I think the proper car is a truck. I’m partial to my Ford F150 because you know, it’s a nice truck. I’ve got a Lariat, it’s got the leather, extended crew cab, all that, cause it’s a nice truck, but it’s not a Porsche. It’s not a Lexus. It’s not a Mercedes. If you want to have a Mercedes, that’s great. You want to have your hot ride, your Dodge Viper or whatever. That’s fine, but don’t drive that into the park. All it does is put a target on your back that this is a rich guy. This is a rich guy I shouldn’t be paying rent for. And you may not be rich, you may just have, you may have payments that are choking on the Porsche, but it’s just kind of a dumb idea.

Other folks, you know, recommend kind of a bland car, you know, in the business like a tourist or something. Maybe a beige Volvo, something really boring. Maybe something that has a little better mileage than my truck. And I like the hot rod too, but it’s not a really good idea to bring it into the mobile home park.

So ultimately pretty easy decision in my mind, get the truck because you can throw some stuff in the back occasionally. You’ll see me helping lift a mattress or loading mulch or towing a trailer, not a mobile home trailer, but a trailer with, I’ve got one of my driveway right now with a couple of dumpsters on it cause I got a home remodel project going on.

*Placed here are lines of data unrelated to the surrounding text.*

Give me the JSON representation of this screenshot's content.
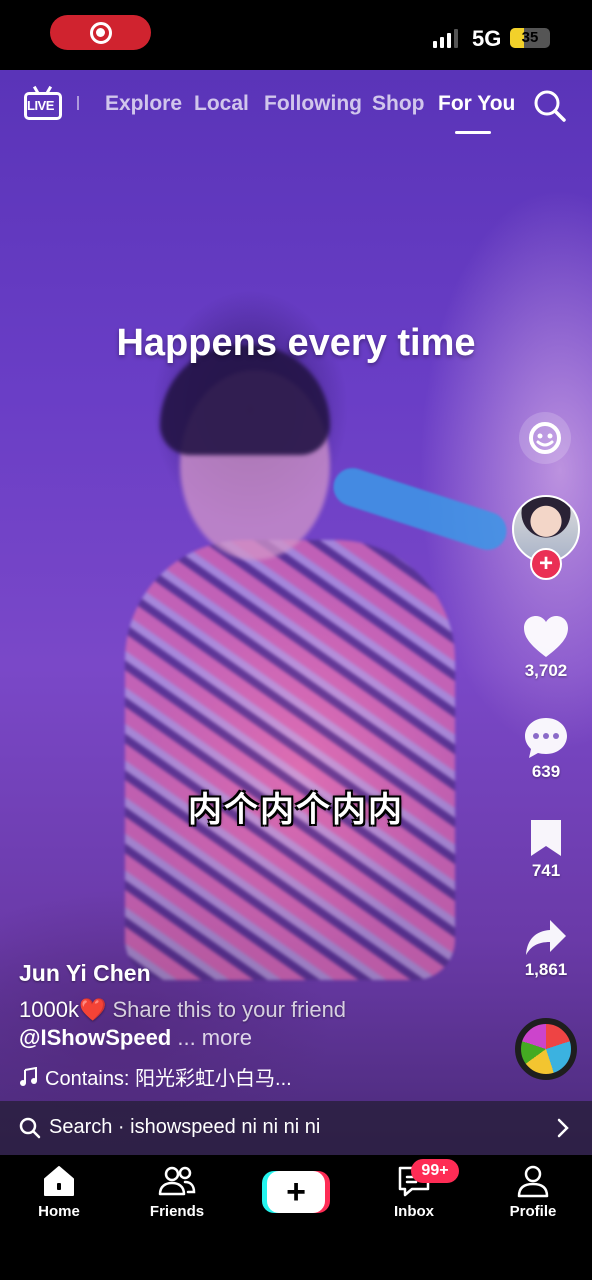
{
  "status_bar": {
    "network": "5G",
    "battery_text": "35",
    "battery_level": 0.35
  },
  "top_nav": {
    "live_label": "LIVE",
    "tabs": [
      {
        "label": "Explore",
        "active": false
      },
      {
        "label": "Local",
        "active": false
      },
      {
        "label": "Following",
        "active": false
      },
      {
        "label": "Shop",
        "active": false
      },
      {
        "label": "For You",
        "active": true
      }
    ]
  },
  "video": {
    "overlay_title": "Happens every time",
    "subtitle": "内个内个内内"
  },
  "actions": {
    "likes": "3,702",
    "comments": "639",
    "saves": "741",
    "shares": "1,861"
  },
  "post": {
    "author": "Jun Yi Chen",
    "caption_count": "1000k",
    "caption_text": " Share this to your friend",
    "mention": "@IShowSpeed",
    "more_label": " ... more",
    "sound": "Contains: 阳光彩虹小白马..."
  },
  "search_suggestion": {
    "text": "Search · ishowspeed ni ni ni ni"
  },
  "tab_bar": {
    "home": "Home",
    "friends": "Friends",
    "inbox": "Inbox",
    "inbox_badge": "99+",
    "profile": "Profile"
  },
  "colors": {
    "accent_red": "#fe2c55",
    "accent_cyan": "#25f4ee",
    "record_pill": "#d0232f",
    "battery_yellow": "#f2d12a"
  }
}
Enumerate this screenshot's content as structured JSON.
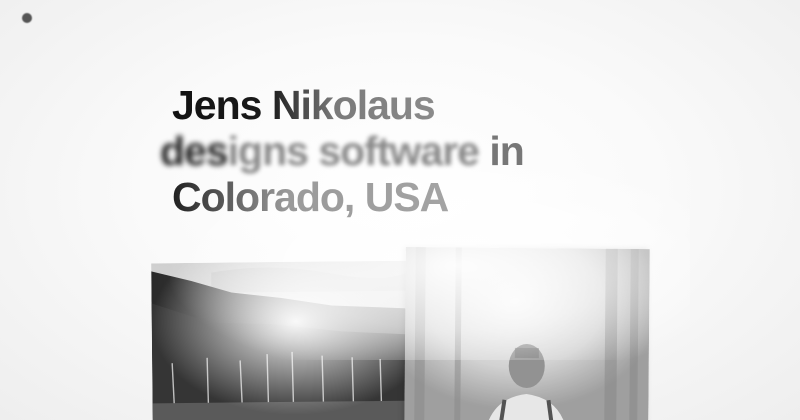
{
  "headline": {
    "line1": "Jens Nikolaus",
    "line2_a": "des",
    "line2_b": "igns softwa",
    "line2_c": "re",
    "line2_d": " in",
    "line3": "Colorado, USA"
  },
  "images": {
    "landscape_icon": "forest-landscape-photo",
    "portrait_icon": "person-in-forest-photo"
  },
  "colors": {
    "background": "#f7f7f7",
    "text_dark": "#111111",
    "text_light": "#9a9a9a"
  }
}
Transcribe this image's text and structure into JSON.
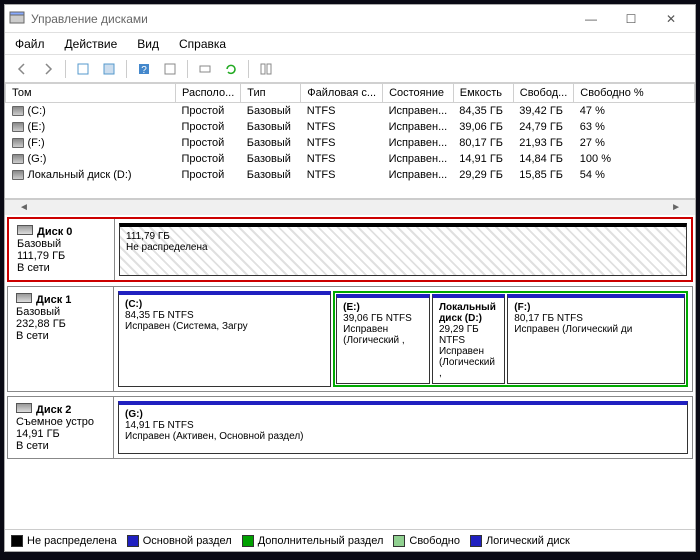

So, I’m bringing it home for a maintenance guy. Who’s doubling as my contractor at home. And I brought the trailer home from the mobile home park today.

So that’s just a pretty simple practical tip because it really dovetails well with my goal is that I’m just the manager. I think it’s advantageous to represent yourself as the property manager. And I don’t think it’s disingenuous or, straight up lying because like I am the manager. I also happen to be the manager of the LLC that may or may not have investors and be a syndicator but remember I’m a property manager. So, I carry more, now I carry three sets of business cards. One of them says I’m a CEO of my real estate company. One I’m them says, I’m an attorney at the MHP lawyer law firm that I have. And one of them says, I’m the property manager at a property management company that I own. And I don’t have my phone number in my property manager cards. I just have my email because I don’t want a bunch of tenants giving it out.

So, I’ve got my actual onsite, regular property manager or park greeter with business cards and they’ll have their name, their email, their phone number. And on the back, same card is my name and email. And as a result, I don’t have a bunch of tenants calling me. They don’t have access to my cell phone number, but further portrays that hey, I’m just a manager. And part of that has been involved with my vehicle. Cause even though it’s a nice truck, it’s just a working man’s truck. It doesn’t give any indication I’m an owner, which always gives me the out to punch things down the road to quote headquarters.

I regularly have people call headquarters and talk to one of my employees and say, I would like to talk, tell on Ferd for this. He won’t give me a break on X, and they’ll threaten me like hey, Ferd’s going to be in trouble. And I am like, okay, and it gets back to me like, you know, sorry guys, the buck stops here. But for purposes of the portrayal, I’m not, then I don’t have a problem with the humility of oh, I’m just driving a truck and I’m just a manager. It helps strategically. It gives me some ability if there’s a challenge hey, this is the rules, headquarters makes the rules. Headquarters has the screening procedures, headquarters rejected you for the application. Headquarters says no pay, no stay. Headquarters says no play no no stay.

And then, depending on the time I see, you know, St. Paul says you’ll be all things to all people. So sometimes I wear a suit and I’m a lawyer. Sometimes I wear boots and jeans and I’m just a trailer park owner. Like the seller I’m relating, sometimes I am the property manager, sometimes I’m the owner. It depends on the role and all of those things are true by the way. So, I’m not lying. It’s just kind of a strategic thing.